III Bei der Versendung von kurshabenden Papieren ist der Kurswerth, welchen dieselben zur Zeit der Einlieferung haben, bei der Versendung  von hypothekarischen Papieren, Wechseln und ähnlichen Dokumenten derjenige Betrag anzugeben, welcher voraussichtlich zu verwenden sein würde, um eine neue rechtsgültige Ausfertigung des Dokuments zu erlangen, oder um die Hindernisse zu beseitigen, welche sich der Einziehung der Forderung entgegenstellen würden, wenn das Dokument verloren ginge. Ist aus der Werthangabe zu ersehen, daß dieselbe den vorstehenden Regeln nicht entspricht, so kann die Sendung zur Berichtigung zurückgegeben werden. Ist letzteres aber auch nicht geschehen, so darf dennoch aus einer irrthümlich zu hohen Werthangabe ein Anspruch auf Erstattung des entsprechenden Theiles der Versicherungsgebühr nicht hergeleitet werden.

Die Aufgabe eines Wertbriefes erfolgte am Postschalter. Das exakte Gewicht des Briefes wurde auf der Anschriftseite des Briefes vermerkt. Es wurde ein  Einlieferungsschein ausgestellt. Unfrankierte Wertbriefe kosteten 1 Sgr. extra, soweit es sich nicht um portopflichtige Dienstsachen handelte.

Verpackung

Die Verpackung war besonders vorgeschrieben. Zunächst galt ab 1.1.1872 die Formulierung:

Briefe mit Werthangabe (Gold, Silber, Papiergeld, Werthpapiere u. s. w.) müssen mit einem haltbaren Kreuzcouvert versehen und mit fünf glei­chen Siegeln gut verschlossen sein.
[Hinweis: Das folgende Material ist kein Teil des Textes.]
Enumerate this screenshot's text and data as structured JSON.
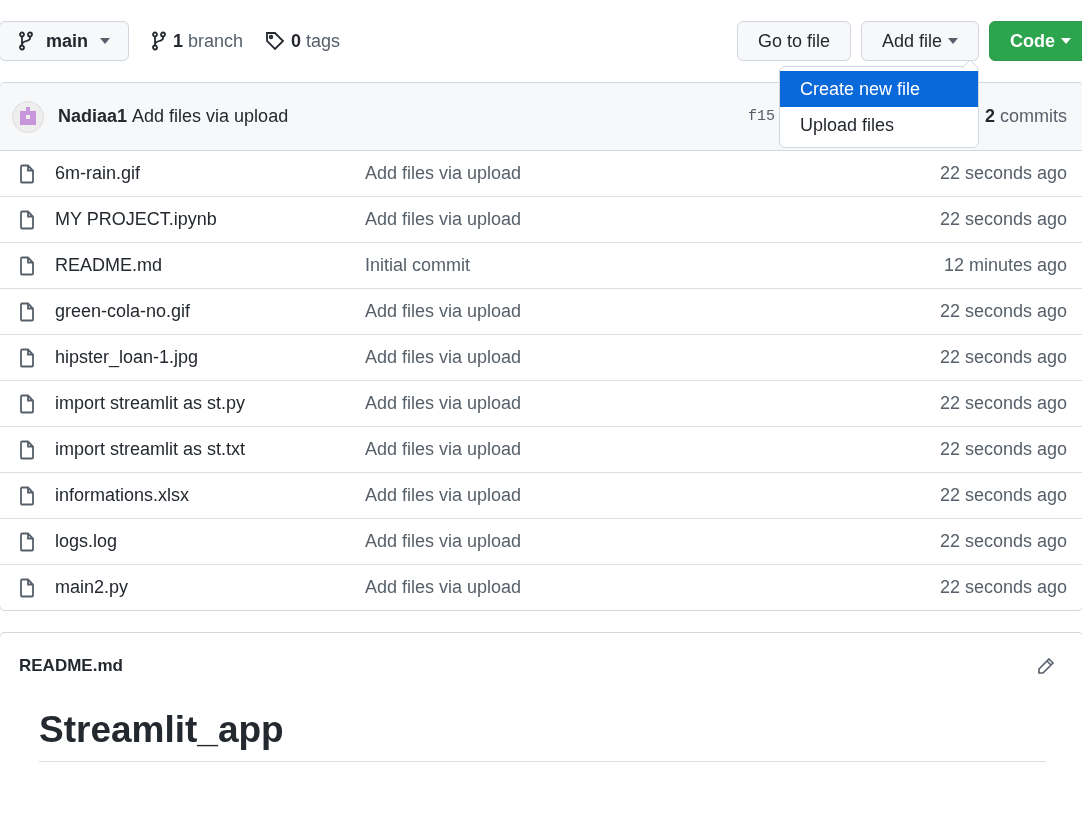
{
  "toolbar": {
    "branch_button": "main",
    "branches": "**1** branch",
    "tags": "**0** tags",
    "buttons": [
      {
        "label": "Go to file",
        "kind": "plain"
      },
      {
        "label": "Add file",
        "kind": "menu"
      },
      {
        "label": "Code",
        "kind": "primary"
      }
    ]
  },
  "add_file_menu": {
    "items": [
      {
        "label": "Create new file",
        "selected": true
      },
      {
        "label": "Upload files",
        "selected": false
      }
    ]
  },
  "commit": {
    "author": "Nadiaa1",
    "message": "Add files via upload",
    "hash": "f15",
    "commits": "**2** commits"
  },
  "files": [
    {
      "name": "6m-rain.gif",
      "message": "Add files via upload",
      "age": "22 seconds ago"
    },
    {
      "name": "MY PROJECT.ipynb",
      "message": "Add files via upload",
      "age": "22 seconds ago"
    },
    {
      "name": "README.md",
      "message": "Initial commit",
      "age": "12 minutes ago"
    },
    {
      "name": "green-cola-no.gif",
      "message": "Add files via upload",
      "age": "22 seconds ago"
    },
    {
      "name": "hipster_loan-1.jpg",
      "message": "Add files via upload",
      "age": "22 seconds ago"
    },
    {
      "name": "import streamlit as st.py",
      "message": "Add files via upload",
      "age": "22 seconds ago"
    },
    {
      "name": "import streamlit as st.txt",
      "message": "Add files via upload",
      "age": "22 seconds ago"
    },
    {
      "name": "informations.xlsx",
      "message": "Add files via upload",
      "age": "22 seconds ago"
    },
    {
      "name": "logs.log",
      "message": "Add files via upload",
      "age": "22 seconds ago"
    },
    {
      "name": "main2.py",
      "message": "Add files via upload",
      "age": "22 seconds ago"
    }
  ],
  "readme": {
    "file_name": "README.md",
    "heading": "Streamlit_app"
  }
}
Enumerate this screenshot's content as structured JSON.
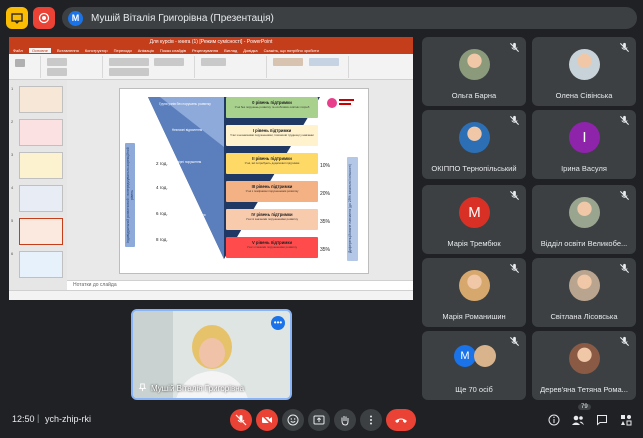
{
  "header": {
    "presenter_initial": "M",
    "presentation_title": "Мушій Віталія Григорівна (Презентація)"
  },
  "ppt": {
    "window_title": "Для курсів - книга (1) [Режим сумісності] - PowerPoint",
    "tabs": [
      "Файл",
      "Основне",
      "Вставлення",
      "Конструктор",
      "Переходи",
      "Анімація",
      "Показ слайдів",
      "Рецензування",
      "Вигляд",
      "Довідка",
      "Скажіть, що потрібно зробити"
    ],
    "notes_label": "Нотатки до слайда",
    "slide_numbers": [
      "1",
      "2",
      "3",
      "4",
      "5",
      "6"
    ]
  },
  "slide": {
    "side_left": "Індивідуальний розвитковий і попереджувально-корекційний рівень",
    "side_right": "Диференційоване навчання (до 25% загальної кількості)",
    "levels": [
      {
        "title": "0 рівень підтримки",
        "sub": "Учні без порушень розвитку та особливих освітніх потреб"
      },
      {
        "title": "I рівень підтримки",
        "sub": "Учні з незначними порушеннями; тимчасові труднощі у навчанні"
      },
      {
        "title": "II рівень підтримки",
        "sub": "Учні, які потребують додаткової підтримки"
      },
      {
        "title": "III рівень підтримки",
        "sub": "Учні з помірними порушеннями розвитку"
      },
      {
        "title": "IV рівень підтримки",
        "sub": "Учні зі значними порушеннями розвитку"
      },
      {
        "title": "V рівень підтримки",
        "sub": "Учні з тяжкими порушеннями розвитку"
      }
    ],
    "percents": [
      "10%",
      "20%",
      "35%",
      "35%"
    ],
    "years": [
      "2 год.",
      "4 год.",
      "6 год.",
      "8 год."
    ]
  },
  "participants": [
    {
      "name": "Ольга Барна",
      "avatar": "photo",
      "color": "#8a9a7b"
    },
    {
      "name": "Олена Сівінська",
      "avatar": "photo",
      "color": "#c7d3d9"
    },
    {
      "name": "ОКІППО Тернопільський",
      "avatar": "photo",
      "color": "#2d6fb5"
    },
    {
      "name": "Ірина Васуля",
      "avatar": "letter",
      "letter": "I",
      "color": "#8e24aa"
    },
    {
      "name": "Марія Трембюк",
      "avatar": "letter",
      "letter": "M",
      "color": "#d93025"
    },
    {
      "name": "Відділ освіти Великобе...",
      "avatar": "photo",
      "color": "#9aa58f"
    },
    {
      "name": "Марія Романишин",
      "avatar": "photo",
      "color": "#d7a86e"
    },
    {
      "name": "Світлана Лісовська",
      "avatar": "photo",
      "color": "#b9a58f"
    },
    {
      "name": "Ще 70 осіб",
      "avatar": "group",
      "letter": "M",
      "color": "#1a73e8"
    },
    {
      "name": "Дерев'яна Тетяна Рома...",
      "avatar": "photo",
      "color": "#8a5a44"
    }
  ],
  "presenter_tile": {
    "name": "Мушій Віталія Григорівна"
  },
  "bottom": {
    "time": "12:50",
    "separator": "|",
    "meeting_code": "ych-zhip-rki",
    "people_count": "79"
  }
}
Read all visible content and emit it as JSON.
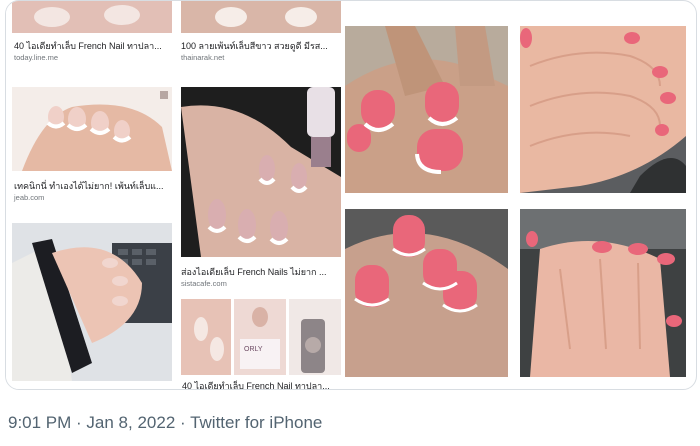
{
  "results": [
    {
      "caption": "40 ไอเดียทำเล็บ French Nail ทาปลา...",
      "source": "today.line.me"
    },
    {
      "caption": "100 ลายเพ้นท์เล็บสีขาว สวยดูดี มีรส...",
      "source": "thainarak.net"
    },
    {
      "caption": "เทคนิกนี่ ทำเองได้ไม่ยาก! เพ้นท์เล็บแ...",
      "source": "jeab.com"
    },
    {
      "caption": "ส่องไอเดียเล็บ French Nails ไม่ยาก ...",
      "source": "sistacafe.com"
    },
    {
      "caption": "40 ไอเดียทำเล็บ French Nail ทาปลา...",
      "source": ""
    }
  ],
  "tweet_meta": "9:01 PM · Jan 8, 2022 · Twitter for iPhone",
  "colors": {
    "meta_text": "#536471",
    "border": "#d8dde2",
    "nail_pink": "#e9677a"
  }
}
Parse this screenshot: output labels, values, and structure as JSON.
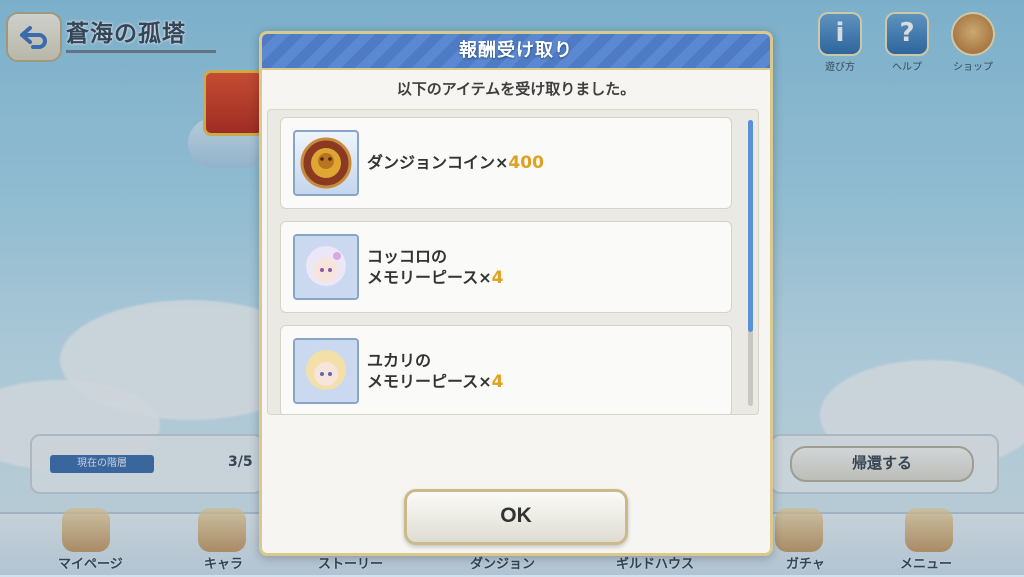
{
  "header": {
    "title": "蒼海の孤塔",
    "icons": [
      {
        "name": "info-icon",
        "label": "遊び方"
      },
      {
        "name": "help-icon",
        "label": "ヘルプ"
      },
      {
        "name": "shop-icon",
        "label": "ショップ"
      }
    ]
  },
  "background": {
    "progress_label": "現在の階層",
    "progress_value": "3/5",
    "return_label": "帰還する"
  },
  "bottom_nav": [
    "マイページ",
    "キャラ",
    "ストーリー",
    "ダンジョン",
    "ギルドハウス",
    "ガチャ",
    "メニュー"
  ],
  "modal": {
    "title": "報酬受け取り",
    "subtitle": "以下のアイテムを受け取りました。",
    "rewards": [
      {
        "line1": "ダンジョンコイン×",
        "line2": "",
        "qty": "400",
        "icon": "dungeon-coin-icon"
      },
      {
        "line1": "コッコロの",
        "line2": "メモリーピース×",
        "qty": "4",
        "icon": "kokkoro-portrait"
      },
      {
        "line1": "ユカリの",
        "line2": "メモリーピース×",
        "qty": "4",
        "icon": "yukari-portrait"
      }
    ],
    "ok_label": "OK"
  },
  "colors": {
    "accent": "#4e7bc4",
    "gold": "#e0a020",
    "frame": "#d9c98e"
  }
}
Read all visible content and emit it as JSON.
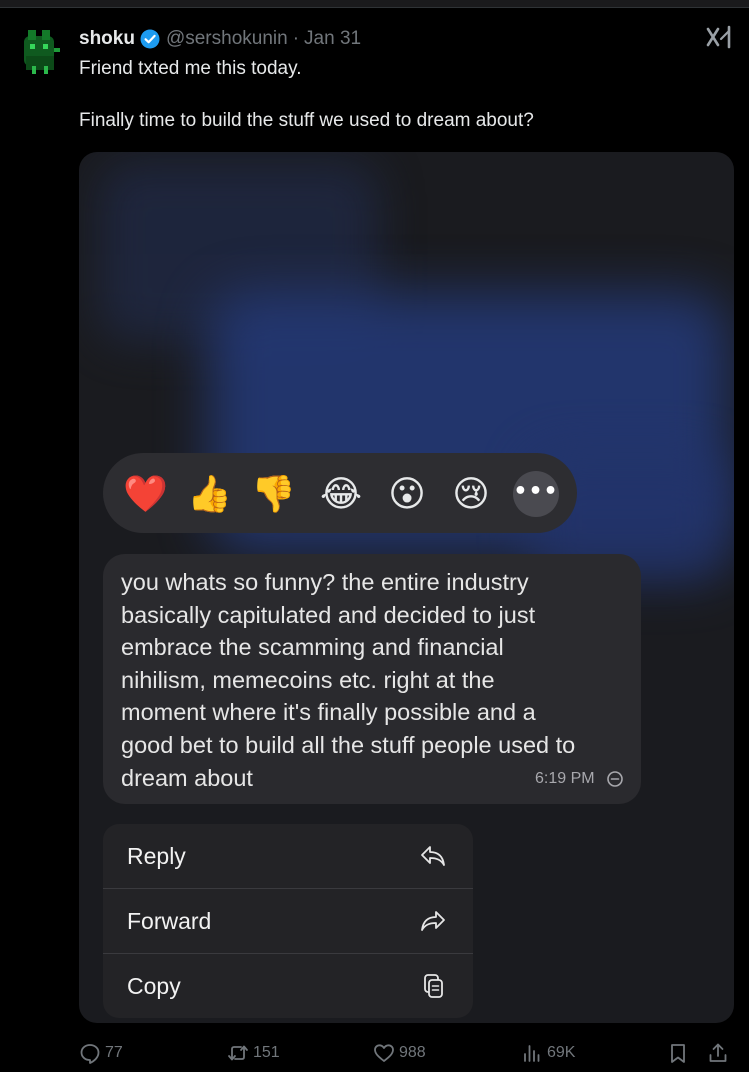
{
  "post": {
    "display_name": "shoku",
    "handle": "@sershokunin",
    "separator": "·",
    "date": "Jan 31",
    "text_line1": "Friend txted me this today.",
    "text_line2": "Finally time to build the stuff we used to dream about?"
  },
  "screenshot": {
    "reactions": [
      "❤️",
      "👍",
      "👎",
      "😂",
      "😮",
      "😢"
    ],
    "more_label": "•••",
    "message_lines": [
      "you whats so funny? the entire industry",
      "basically capitulated and decided to just",
      "embrace the scamming and financial",
      "nihilism, memecoins etc. right at the",
      "moment where it's finally possible and a",
      "good bet to build all the stuff people used to",
      "dream about"
    ],
    "message_time": "6:19 PM",
    "menu": [
      {
        "label": "Reply",
        "icon": "reply-arrow-icon"
      },
      {
        "label": "Forward",
        "icon": "forward-arrow-icon"
      },
      {
        "label": "Copy",
        "icon": "copy-icon"
      }
    ]
  },
  "actions": {
    "replies": "77",
    "reposts": "151",
    "likes": "988",
    "views": "69K"
  },
  "colors": {
    "background": "#000000",
    "verified_badge": "#1d9bf0",
    "muted_text": "#71767b",
    "bubble": "#2a2a2e"
  }
}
Diese Formulierung wurde bald als zu eng empfunden und wurde ab 3.3.1873 durch folgende Formulierung ersetzt:

Briefe mit Werthangabe (Gold, Silber, Papiergeld, Werthpapiere u. s. w.) müssen mit einem haltbaren Umschlage versehen und mit mehreren, durch dasselbe Petschaft in gutem Lack hergestellten Siegelabdrücken dergestalt verschlossen sein, daß eine Verletzung des Inhalts ohne äußerlich wahrnehmbare Beschädigung des Umschlages oder des Siegelverschlusses nicht möglich ist.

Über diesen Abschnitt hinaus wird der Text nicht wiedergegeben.